The report states that 39 people were killed, including 22 children, as wind, rain and flooding battered homes, displacement camps, and partially-destroyed neighborhoods.
These deaths did not occur in a vacuum; they were the result of a complete breakdown in the systems — power, drainage, shelters, heating — that protect civilian life, leaving families with no refuge from cold and flooding.
One Gaza resident quoted by humanitarian agencies described the storms with haunting clarity: “The rain came and the wind howled — but we were already shattered. The walls that once protected us are gone, and the storm simply finished what the bombs began.” The combination of wartime destruction and brutal weather rendered what would have been survivable conditions elsewhere into fatal ones.
The umbrella organization Shelter Cluster, cited in the report, noted that Storm Byron damaged or destroyed over 42,000 tents and affected more than 235,000 people — an environmental disaster amplified by years of bombardment and displacement.
B’Tselem’s investigators emphasized that “these were not natural deaths from weather alone — they were deaths made inevitable by the collapse of Gaza’s essential infrastructure.” This conclusion situates the fatalities not as isolated events but as part of a broader humanitarian catastrophe.
Children Frozen
The human toll of these conditions is starkest among Gaza’s children. According to the B’Tselem report, 22 of the 39 people killed were minors, a figure that underscores the vulnerability of the youngest residents when life-sustaining systems fail.

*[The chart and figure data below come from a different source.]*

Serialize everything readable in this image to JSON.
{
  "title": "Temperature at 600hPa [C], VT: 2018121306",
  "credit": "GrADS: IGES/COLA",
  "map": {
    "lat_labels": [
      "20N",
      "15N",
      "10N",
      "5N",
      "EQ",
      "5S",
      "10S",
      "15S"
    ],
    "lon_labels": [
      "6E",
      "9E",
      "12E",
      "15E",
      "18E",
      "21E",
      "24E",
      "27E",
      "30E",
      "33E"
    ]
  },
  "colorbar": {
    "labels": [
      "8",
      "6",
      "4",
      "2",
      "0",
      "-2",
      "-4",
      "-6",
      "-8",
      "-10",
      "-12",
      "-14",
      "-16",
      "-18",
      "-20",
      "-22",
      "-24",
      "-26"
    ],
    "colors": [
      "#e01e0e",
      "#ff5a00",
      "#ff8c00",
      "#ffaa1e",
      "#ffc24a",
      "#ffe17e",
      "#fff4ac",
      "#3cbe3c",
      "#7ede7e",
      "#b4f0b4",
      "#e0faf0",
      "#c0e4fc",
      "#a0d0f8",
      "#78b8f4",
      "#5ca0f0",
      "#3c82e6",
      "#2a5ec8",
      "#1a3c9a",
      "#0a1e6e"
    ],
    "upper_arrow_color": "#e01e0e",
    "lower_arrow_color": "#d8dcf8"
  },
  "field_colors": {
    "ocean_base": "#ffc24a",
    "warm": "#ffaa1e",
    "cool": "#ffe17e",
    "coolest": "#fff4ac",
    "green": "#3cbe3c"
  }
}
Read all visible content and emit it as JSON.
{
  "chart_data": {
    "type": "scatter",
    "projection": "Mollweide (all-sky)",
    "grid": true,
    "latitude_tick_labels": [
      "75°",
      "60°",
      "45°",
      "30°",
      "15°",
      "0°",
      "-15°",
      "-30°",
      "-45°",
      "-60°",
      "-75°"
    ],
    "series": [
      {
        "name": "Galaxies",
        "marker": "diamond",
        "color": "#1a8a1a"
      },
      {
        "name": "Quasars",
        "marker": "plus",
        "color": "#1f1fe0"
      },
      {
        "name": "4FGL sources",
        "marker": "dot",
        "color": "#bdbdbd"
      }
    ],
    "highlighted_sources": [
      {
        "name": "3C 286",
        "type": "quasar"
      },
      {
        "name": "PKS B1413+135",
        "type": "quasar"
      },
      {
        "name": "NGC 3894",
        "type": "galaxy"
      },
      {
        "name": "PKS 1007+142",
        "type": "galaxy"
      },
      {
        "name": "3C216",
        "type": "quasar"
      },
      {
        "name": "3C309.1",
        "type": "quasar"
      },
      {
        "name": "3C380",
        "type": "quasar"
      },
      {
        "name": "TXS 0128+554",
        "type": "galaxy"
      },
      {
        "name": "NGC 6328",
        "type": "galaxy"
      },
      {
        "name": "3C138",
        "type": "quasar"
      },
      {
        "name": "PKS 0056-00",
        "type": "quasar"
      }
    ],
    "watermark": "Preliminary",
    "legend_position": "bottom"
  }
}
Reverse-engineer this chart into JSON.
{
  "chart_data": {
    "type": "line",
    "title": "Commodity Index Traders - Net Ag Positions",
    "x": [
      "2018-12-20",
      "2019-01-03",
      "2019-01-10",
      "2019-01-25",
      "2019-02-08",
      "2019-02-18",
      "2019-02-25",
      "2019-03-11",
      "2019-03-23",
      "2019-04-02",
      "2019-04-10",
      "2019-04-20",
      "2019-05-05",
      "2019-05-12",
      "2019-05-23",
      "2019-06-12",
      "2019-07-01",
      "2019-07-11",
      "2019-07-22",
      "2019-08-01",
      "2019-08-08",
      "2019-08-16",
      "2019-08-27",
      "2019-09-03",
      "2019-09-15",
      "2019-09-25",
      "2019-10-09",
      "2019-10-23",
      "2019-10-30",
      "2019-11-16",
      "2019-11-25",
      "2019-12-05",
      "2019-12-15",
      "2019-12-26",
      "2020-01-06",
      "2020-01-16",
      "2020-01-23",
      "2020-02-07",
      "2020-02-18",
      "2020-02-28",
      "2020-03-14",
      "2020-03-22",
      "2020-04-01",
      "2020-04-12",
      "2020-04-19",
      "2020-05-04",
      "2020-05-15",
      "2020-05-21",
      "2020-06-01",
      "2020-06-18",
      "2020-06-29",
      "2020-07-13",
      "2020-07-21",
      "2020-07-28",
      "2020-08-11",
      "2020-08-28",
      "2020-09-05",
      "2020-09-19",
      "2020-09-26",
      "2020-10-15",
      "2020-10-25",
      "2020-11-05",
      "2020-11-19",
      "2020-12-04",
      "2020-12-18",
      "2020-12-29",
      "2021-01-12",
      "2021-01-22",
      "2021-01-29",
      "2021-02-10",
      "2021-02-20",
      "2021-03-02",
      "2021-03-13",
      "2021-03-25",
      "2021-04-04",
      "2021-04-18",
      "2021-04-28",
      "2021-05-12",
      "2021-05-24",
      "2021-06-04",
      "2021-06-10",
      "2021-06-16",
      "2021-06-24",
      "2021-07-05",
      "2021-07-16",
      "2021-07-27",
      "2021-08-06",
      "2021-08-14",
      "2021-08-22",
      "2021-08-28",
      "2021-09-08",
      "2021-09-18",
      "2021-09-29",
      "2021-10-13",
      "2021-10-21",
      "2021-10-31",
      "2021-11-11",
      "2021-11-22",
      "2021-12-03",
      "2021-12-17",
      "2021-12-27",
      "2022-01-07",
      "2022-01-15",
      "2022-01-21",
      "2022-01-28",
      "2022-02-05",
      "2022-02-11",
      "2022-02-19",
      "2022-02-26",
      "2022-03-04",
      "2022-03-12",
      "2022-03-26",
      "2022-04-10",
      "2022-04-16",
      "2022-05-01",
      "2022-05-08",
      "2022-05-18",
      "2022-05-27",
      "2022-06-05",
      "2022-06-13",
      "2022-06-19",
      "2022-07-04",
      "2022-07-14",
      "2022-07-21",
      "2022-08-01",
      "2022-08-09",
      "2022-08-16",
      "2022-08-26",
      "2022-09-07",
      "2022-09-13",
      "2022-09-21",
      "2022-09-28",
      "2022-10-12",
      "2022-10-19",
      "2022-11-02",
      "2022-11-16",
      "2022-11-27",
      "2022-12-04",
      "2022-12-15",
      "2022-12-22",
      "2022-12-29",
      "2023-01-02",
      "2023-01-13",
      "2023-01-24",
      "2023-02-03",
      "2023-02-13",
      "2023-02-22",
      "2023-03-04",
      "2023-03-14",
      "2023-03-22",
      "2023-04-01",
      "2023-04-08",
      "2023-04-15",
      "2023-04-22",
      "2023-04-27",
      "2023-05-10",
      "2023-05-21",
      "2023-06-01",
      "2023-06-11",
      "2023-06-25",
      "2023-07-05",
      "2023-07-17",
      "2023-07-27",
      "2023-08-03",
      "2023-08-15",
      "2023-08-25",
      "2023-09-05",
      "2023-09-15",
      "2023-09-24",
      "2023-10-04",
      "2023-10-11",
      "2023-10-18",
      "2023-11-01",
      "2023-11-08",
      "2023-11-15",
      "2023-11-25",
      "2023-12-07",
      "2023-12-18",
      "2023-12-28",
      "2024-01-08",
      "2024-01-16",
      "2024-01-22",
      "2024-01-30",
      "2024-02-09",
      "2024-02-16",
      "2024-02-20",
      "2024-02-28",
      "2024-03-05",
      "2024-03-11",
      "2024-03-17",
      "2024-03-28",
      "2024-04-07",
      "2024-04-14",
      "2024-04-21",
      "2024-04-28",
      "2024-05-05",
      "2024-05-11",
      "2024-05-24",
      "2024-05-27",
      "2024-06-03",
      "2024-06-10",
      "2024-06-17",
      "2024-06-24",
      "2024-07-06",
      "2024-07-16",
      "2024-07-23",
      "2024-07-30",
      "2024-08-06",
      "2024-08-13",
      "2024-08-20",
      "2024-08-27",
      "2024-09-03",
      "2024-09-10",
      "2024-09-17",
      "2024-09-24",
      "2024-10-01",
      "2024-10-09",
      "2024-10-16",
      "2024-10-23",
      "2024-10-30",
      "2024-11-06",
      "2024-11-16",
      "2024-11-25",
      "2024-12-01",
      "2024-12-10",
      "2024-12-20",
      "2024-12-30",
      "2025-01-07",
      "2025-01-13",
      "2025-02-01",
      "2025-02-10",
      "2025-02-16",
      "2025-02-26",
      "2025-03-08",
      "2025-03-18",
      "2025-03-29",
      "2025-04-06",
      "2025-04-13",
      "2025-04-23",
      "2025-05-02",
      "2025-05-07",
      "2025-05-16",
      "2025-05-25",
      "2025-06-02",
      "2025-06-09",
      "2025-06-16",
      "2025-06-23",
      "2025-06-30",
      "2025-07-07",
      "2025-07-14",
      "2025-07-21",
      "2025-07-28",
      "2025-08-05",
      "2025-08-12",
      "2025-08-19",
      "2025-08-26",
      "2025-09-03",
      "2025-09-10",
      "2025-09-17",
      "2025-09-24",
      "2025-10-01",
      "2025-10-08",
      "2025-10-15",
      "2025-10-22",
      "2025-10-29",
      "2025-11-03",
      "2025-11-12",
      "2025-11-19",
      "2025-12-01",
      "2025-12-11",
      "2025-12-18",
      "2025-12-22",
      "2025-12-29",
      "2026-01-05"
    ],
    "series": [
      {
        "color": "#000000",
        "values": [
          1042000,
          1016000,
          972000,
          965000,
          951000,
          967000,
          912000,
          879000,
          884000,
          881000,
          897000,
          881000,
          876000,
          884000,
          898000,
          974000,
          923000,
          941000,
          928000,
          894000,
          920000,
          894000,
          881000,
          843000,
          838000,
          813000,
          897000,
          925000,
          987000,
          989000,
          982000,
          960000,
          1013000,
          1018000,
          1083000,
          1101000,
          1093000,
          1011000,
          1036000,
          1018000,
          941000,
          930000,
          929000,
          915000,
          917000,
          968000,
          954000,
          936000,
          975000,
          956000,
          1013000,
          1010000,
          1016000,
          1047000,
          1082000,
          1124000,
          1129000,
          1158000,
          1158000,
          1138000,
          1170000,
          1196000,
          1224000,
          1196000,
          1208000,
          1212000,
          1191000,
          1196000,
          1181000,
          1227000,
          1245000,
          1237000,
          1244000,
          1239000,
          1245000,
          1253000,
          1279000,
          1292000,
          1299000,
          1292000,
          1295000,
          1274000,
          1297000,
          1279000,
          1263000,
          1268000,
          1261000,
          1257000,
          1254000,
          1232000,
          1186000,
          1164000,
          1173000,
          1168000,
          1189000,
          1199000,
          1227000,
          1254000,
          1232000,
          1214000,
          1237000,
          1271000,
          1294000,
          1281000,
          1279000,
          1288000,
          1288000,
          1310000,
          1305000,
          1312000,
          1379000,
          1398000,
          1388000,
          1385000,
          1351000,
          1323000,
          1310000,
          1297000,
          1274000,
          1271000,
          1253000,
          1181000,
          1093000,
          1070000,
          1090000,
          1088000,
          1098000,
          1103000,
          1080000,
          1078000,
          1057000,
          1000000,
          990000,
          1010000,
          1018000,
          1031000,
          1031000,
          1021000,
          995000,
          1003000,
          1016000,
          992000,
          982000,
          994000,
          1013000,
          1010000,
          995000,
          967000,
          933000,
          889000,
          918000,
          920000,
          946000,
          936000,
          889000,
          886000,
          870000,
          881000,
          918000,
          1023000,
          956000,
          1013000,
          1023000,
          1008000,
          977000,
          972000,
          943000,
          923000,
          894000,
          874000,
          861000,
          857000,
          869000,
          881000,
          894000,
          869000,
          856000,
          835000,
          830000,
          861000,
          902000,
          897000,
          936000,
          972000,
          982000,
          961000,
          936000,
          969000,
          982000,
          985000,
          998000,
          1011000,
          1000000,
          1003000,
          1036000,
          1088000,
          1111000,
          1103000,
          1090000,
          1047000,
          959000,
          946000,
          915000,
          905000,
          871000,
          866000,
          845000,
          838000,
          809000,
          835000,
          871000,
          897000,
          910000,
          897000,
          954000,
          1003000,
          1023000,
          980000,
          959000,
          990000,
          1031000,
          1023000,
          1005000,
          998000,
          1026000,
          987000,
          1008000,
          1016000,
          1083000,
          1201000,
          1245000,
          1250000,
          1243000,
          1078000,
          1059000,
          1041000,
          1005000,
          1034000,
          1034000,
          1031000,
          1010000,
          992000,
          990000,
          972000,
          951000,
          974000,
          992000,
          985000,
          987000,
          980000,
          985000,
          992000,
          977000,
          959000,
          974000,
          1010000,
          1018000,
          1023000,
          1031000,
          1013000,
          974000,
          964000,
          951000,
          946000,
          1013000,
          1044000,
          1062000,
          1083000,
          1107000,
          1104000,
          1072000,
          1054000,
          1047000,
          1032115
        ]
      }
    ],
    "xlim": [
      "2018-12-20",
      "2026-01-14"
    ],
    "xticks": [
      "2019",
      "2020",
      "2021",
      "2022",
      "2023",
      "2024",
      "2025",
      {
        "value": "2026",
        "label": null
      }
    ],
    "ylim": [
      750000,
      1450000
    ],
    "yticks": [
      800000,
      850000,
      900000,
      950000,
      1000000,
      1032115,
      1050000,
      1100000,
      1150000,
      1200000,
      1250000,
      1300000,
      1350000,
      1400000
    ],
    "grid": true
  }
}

One parent, whose family lost two children in the floods, told local volunteers: “We fled our home because it was destroyed; we thought we would find safety here, but the storm took them. I wrapped them in blankets, but there was no warmth left in our lives.” Testimonies like this are woven throughout the report to underline that these deaths were not simply from cold or rain — they were from exposure in a landscape of ruin.
Another elderly resident, speaking through tears, said: “When the generators stopped and the water rose, we just waited for the end. We had nowhere warm to go.”
A Call to Action
The B’Tselem report doesn’t treat these deaths as incidental. It frames them as a direct consequence of a systematic destruction of infrastructure — destruction that left Gaza’s population unable to shield itself from predictable seasonal weather.
A senior field researcher with B’Tselem said: “We are documenting not just collapsed buildings, but collapsed life-support systems. What became fatal in Gaza was foreseeable, and preventable, if basic infrastructure had not been obliterated.” This language makes the case that infrastructure destruction is not only an immediate military effect but an ongoing humanitarian risk.
The report lays bare how the combination of war, blockade, and environmental vulnerability has created a setting where ordinary weather events become deadly. International agencies have repeatedly warned that conditions in Gaza — from housing to sanitation to power — are dangerously inadequate for civilian survival, particularly in winter.
Humanitarian organizations have issued similar warnings. A UNICEF statement from December 2025 mourned the death of children due to cold and noted that “these tragedies are preventable” if basic safeguards were in place.
The B’Tselem report ultimately calls for accountability for the destruction of infrastructure and urgent action to restore basic services.